Impressionnisme ; une œuvre de Gustave Caillebotte vendue au bénéfice des Apprentis d’Auteuil

Introduite par la maison de vente aux enchères française Piasa au bénéfice des Apprentis d’Auteuil, une Place Saint-Augustin, temps brumeux, peinte par Gustave Cailllebotte en 1878, a été facturée 2,65 millions de dollars. L’œuvre était estimée 2/4 millions.

Deux œuvres de Pissarro appréciées, pas la troisième

Deux œuvres de Camille Pissarro ont été bien appréciées. Estimé 3/4 millions de dollars, Hameau aux environs de Pontoise, peint en 1872, a été payé quelque 4,4 millions ;  4,22 millions ont été engagés sur Pommiers et faneuses, Eragny, une autre huile sur toile, datée de 1895 et dont 2,5/3,5 millions étaient attendus.

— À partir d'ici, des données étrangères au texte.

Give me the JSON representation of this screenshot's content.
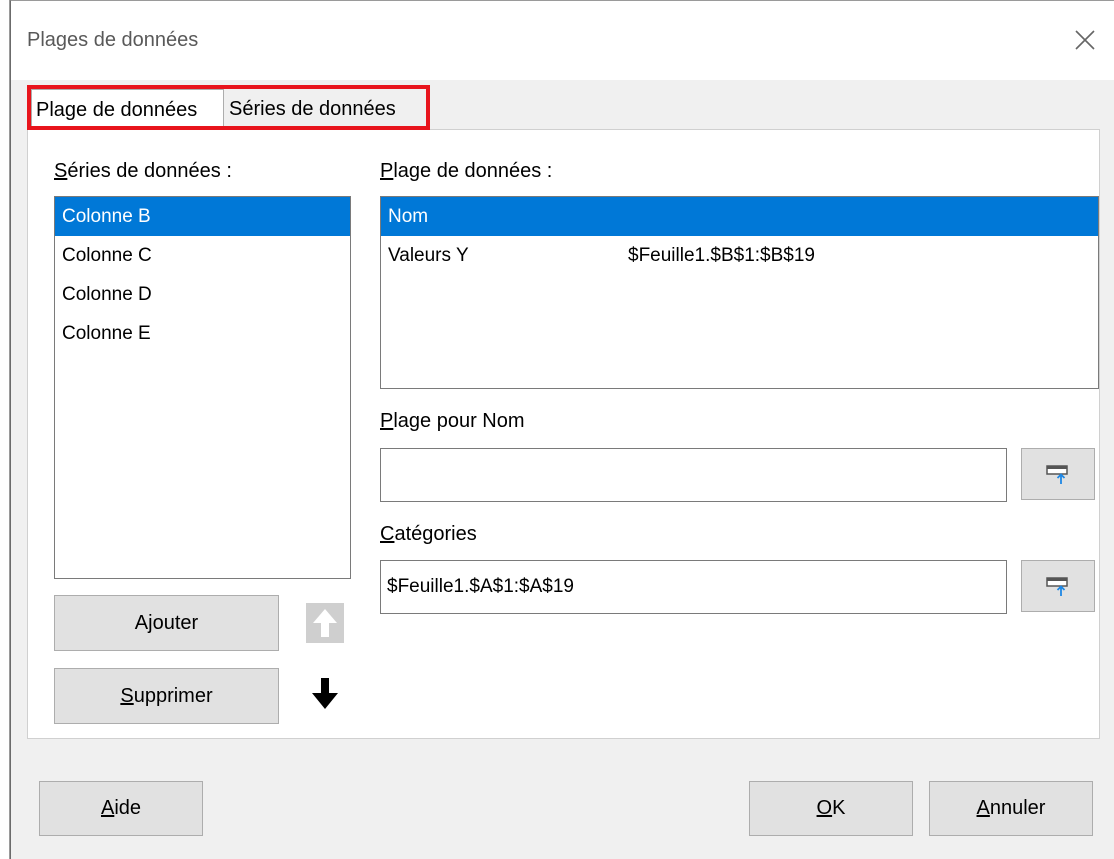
{
  "dialog": {
    "title": "Plages de données"
  },
  "tabs": [
    {
      "label": "Plage de données",
      "active": true
    },
    {
      "label": "Séries de données",
      "active": false
    }
  ],
  "series_panel": {
    "label_accel": "S",
    "label_rest": "éries de données :",
    "items": [
      "Colonne B",
      "Colonne C",
      "Colonne D",
      "Colonne E"
    ],
    "selected_index": 0
  },
  "range_panel": {
    "label_accel": "P",
    "label_rest": "lage de données :",
    "rows": [
      {
        "role": "Nom",
        "range": ""
      },
      {
        "role": "Valeurs Y",
        "range": "$Feuille1.$B$1:$B$19"
      }
    ],
    "selected_index": 0
  },
  "name_range": {
    "label_accel": "P",
    "label_rest": "lage pour Nom",
    "value": ""
  },
  "categories": {
    "label_accel": "C",
    "label_rest": "atégories",
    "value": "$Feuille1.$A$1:$A$19"
  },
  "buttons": {
    "add_accel": "j",
    "add_pre": "A",
    "add_post": "outer",
    "remove_accel": "S",
    "remove_post": "upprimer",
    "help_accel": "A",
    "help_post": "ide",
    "ok_accel": "O",
    "ok_post": "K",
    "cancel_accel": "A",
    "cancel_post": "nnuler"
  },
  "colors": {
    "selection": "#0078d7",
    "highlight_box": "#e8141c"
  }
}
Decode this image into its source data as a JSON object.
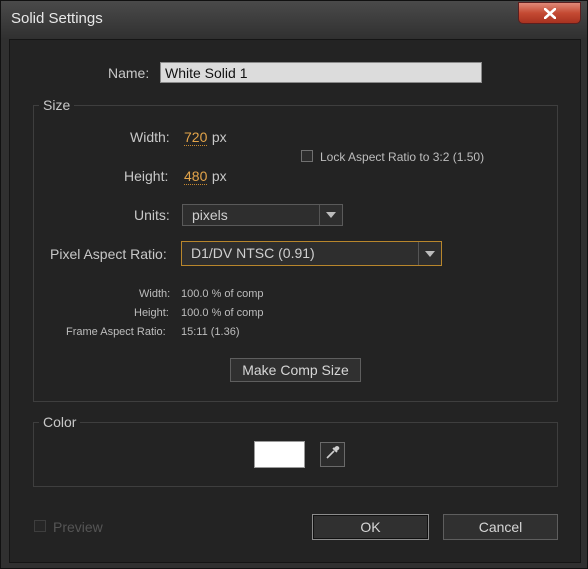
{
  "window": {
    "title": "Solid Settings",
    "close_icon": "close-icon"
  },
  "name": {
    "label": "Name:",
    "value": "White Solid 1"
  },
  "size": {
    "group_label": "Size",
    "width_label": "Width:",
    "width_value": "720",
    "width_unit": "px",
    "height_label": "Height:",
    "height_value": "480",
    "height_unit": "px",
    "lock_label": "Lock Aspect Ratio to 3:2 (1.50)",
    "units_label": "Units:",
    "units_value": "pixels",
    "par_label": "Pixel Aspect Ratio:",
    "par_value": "D1/DV NTSC (0.91)",
    "info": {
      "width_label": "Width:",
      "width_value": "100.0 % of comp",
      "height_label": "Height:",
      "height_value": "100.0 % of comp",
      "far_label": "Frame Aspect Ratio:",
      "far_value": "15:11 (1.36)"
    },
    "make_comp_size": "Make Comp Size"
  },
  "color": {
    "group_label": "Color",
    "swatch_color": "#ffffff",
    "eyedropper_icon": "eyedropper-icon"
  },
  "footer": {
    "preview_label": "Preview",
    "ok_label": "OK",
    "cancel_label": "Cancel"
  },
  "colors": {
    "accent": "#e3a44a",
    "background": "#232323",
    "close": "#c44a33"
  }
}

Du même artiste, La Servante assise dans le jardin d’Eragny, une huile sur toile de 1884, estimée 2/3 millions, n’a pas trouvé preneur.

René Magritte : Rendez-vous pris chez Christie’s et Sotheby’s

Le Rendez-vous, une huile sur toile surréaliste peinte par René Magritte en 1948, représentant une feuille sur laquelle sont perchés des oiseaux exotiques microscopiques, devant une fenêtre ouverte sur une mer déchaînée où un bateau se débat, d’un format de 61 x 73,7 cm, a été facturée 3,1 millions de dollars pour une estimation de 2,5/3,5 millions. Hier, également à New York, dans une vente dans la spécialité programmée chez Sotheby’s, présentant  des lots moins importants en valeur mais au nombre de 278, l’opérateur a vendu une variante de cette composition, une gouache sur papier de 35,6 x 45,6 cm,  portant le même titre et exécutée la même année, pour 662.500 dollars. Les deux œuvres ont des provenances différentes.  

Cette vente de Sotheby’s a rapporté 40 millions de dollars, avec un taux de 69,8 % de lot vendus en nombre, et de 76,2 % en valeur. Beaucoup d’œuvres sont donc restées sur le carreau.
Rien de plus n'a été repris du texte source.